Alckmin classifica tarifa como injusta e descabida
“A medida é injusta e descabida”, afirmou Alckmin, lembrando que os EUA têm superávit com o Brasil. “Descabida porque argumentos partem de uma base totalmente falsa.” O vice-presidente anunciou que o governo criará um programa de apoio às empresas afetadas, com esforços da Apex (Agência de Promoção de Exportações) e da ABDI (Agência Brasileira de Desenvolvimento Industrial) para abrir novos mercados.
Galípolo defende Pix e rebate acusações
Gabriel Galípolo criticou as alegações dos EUA contra o Pix, chamando-as de “o caso mais flagrante” de tentativa de justificar tarifas. “Vamos seguir fornecendo o Pix como algo gratuito, seguro e instantâneo.” Ele destacou que o uso de cartões de crédito cresceu 150% desde a criação do Pix, refutando a tese de que o sistema prejudicou empresas americanas. “A argumentação seria mais ou menos como tentar dizer que criar saneamento básico comprometeria receita de caminhão-pipa. Pix foi benéfico para quem demanda e para quem oferta.”

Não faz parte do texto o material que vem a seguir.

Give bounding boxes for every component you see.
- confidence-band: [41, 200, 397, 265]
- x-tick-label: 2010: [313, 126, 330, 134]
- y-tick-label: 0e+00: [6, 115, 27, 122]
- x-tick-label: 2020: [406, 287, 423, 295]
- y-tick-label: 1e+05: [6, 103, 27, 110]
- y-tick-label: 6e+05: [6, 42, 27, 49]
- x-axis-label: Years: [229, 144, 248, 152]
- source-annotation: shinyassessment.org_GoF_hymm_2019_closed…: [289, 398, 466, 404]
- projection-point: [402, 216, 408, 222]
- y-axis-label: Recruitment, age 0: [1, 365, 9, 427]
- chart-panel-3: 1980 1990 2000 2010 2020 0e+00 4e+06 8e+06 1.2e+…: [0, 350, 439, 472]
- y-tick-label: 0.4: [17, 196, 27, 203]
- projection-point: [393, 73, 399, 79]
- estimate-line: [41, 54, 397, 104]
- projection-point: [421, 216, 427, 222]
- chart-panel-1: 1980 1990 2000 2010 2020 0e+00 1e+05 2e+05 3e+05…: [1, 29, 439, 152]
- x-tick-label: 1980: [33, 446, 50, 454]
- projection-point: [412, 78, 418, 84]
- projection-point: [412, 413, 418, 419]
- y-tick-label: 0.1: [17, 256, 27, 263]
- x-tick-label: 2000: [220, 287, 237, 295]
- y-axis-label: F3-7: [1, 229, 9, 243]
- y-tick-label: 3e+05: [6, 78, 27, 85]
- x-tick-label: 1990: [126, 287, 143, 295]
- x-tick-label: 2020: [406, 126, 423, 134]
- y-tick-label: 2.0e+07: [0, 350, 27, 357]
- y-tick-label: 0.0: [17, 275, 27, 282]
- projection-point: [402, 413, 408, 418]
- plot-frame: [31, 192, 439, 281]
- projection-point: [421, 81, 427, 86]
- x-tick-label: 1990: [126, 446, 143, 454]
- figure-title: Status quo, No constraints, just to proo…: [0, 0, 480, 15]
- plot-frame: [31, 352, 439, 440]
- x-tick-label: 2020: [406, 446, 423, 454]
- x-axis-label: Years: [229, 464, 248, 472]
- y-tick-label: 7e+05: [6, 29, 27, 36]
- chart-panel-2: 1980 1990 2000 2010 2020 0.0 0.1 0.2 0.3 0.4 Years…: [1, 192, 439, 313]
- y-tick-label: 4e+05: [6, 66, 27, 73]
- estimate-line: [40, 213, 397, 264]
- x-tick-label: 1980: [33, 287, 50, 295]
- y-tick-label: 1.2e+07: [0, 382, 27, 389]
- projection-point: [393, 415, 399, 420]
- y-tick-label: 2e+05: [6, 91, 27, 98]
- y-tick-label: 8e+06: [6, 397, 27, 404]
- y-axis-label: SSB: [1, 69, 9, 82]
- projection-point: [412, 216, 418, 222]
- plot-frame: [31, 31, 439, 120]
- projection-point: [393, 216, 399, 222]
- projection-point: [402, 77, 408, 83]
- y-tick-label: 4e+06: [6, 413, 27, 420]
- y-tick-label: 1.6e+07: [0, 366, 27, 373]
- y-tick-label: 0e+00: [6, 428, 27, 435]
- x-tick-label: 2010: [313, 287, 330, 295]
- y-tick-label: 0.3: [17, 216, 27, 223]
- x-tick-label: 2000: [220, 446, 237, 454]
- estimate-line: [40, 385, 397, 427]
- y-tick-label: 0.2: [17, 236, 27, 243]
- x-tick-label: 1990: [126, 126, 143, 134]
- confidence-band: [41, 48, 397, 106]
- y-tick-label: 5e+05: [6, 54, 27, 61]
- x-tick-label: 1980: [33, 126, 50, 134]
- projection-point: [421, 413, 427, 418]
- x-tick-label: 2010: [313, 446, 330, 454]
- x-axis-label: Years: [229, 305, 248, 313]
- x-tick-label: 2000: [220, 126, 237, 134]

Ministros detalham medidas de apoio
O ministro da Fazenda, Dario Durigan, afirmou que o governo já tem mecanismos prontos para proteger empresas e empregos. “Ampliaremos e reforçaremos o Brasil Soberano (plano de socorro às empresas).” Ele ressaltou que apenas alguns setores serão afetados, não a economia como um todo. Já o ministro da Indústria, Comércio Exterior e Serviços, Márcio Elias Rosa, disse que os setores mais atingidos são madeira, calçados e açúcar, e que o governo buscará diversificar as exportações. Ele informou que, nas últimas semanas, os dois governos realizaram reuniões de alto nível a cada dez dias, discutindo pontos negociáveis e inegociáveis.
Críticas à interferência externa
Durigan classificou as tarifas como “interferência indevida” que prejudica o consumidor americano. “A política econômica de um país é feita para os seus cidadãos, não para atender a um secretário de Estado de outro país.” O ministro das Relações Exteriores, Mauro Vieira, também criticou o secretário de Estado dos EUA, Marco Rubio, por ataques “grosseiros e arrogantes” ao presidente Lula. Vieira afirmou que, desde março de 2025, foram realizadas mais de 30 reuniões entre os dois países, em níveis presidencial, ministerial e técnico.
Governo divulga nota oficial e anuncia contramedidas
Na madrugada, o governo divulgou nota classificando a decisão como “unilateral”, “ilegal” e “arbitrária”, afirmando que o dia 15 de julho “passará para a história das relações entre Brasil e EUA como um marco lastimável”. O Planalto anunciou que iniciará imediatamente os trâmites para acionar a Lei de Reciprocidade, aprovada por unanimidade no Congresso, e levará o caso à Organização Mundial do Comércio (OMC). A reação brasileira se organizará em três frentes: diversificação de mercados (priorizando acordos do Mercosul com UE, Efta e Singapura, e negociações com México, Canadá, Japão e Índia); socorro às empresas via Plano Brasil Soberano; e aplicação da Lei da Reciprocidade Econômica.
A nota também rebateu as justificativas da investigação da Seção 301 do USTR, classificando como “descabidas” as alegações contra o Pix e a regulação de plataformas digitais, e “absurdas” as acusações sobre desmatamento. O governo citou dados do próprio governo americano: superávit de US$ 424,5 bilhões dos EUA com o Brasil nos últimos 15 anos e que, em 2025, 76% das importações americanas entraram no Brasil sem imposto, com alíquota média de 3,1%. A nota ainda acusou a família Bolsonaro de “ativa colaboração” com a investigação americana, chamando-os de “falsos patriotas” movidos por objetivos eleitoreiros.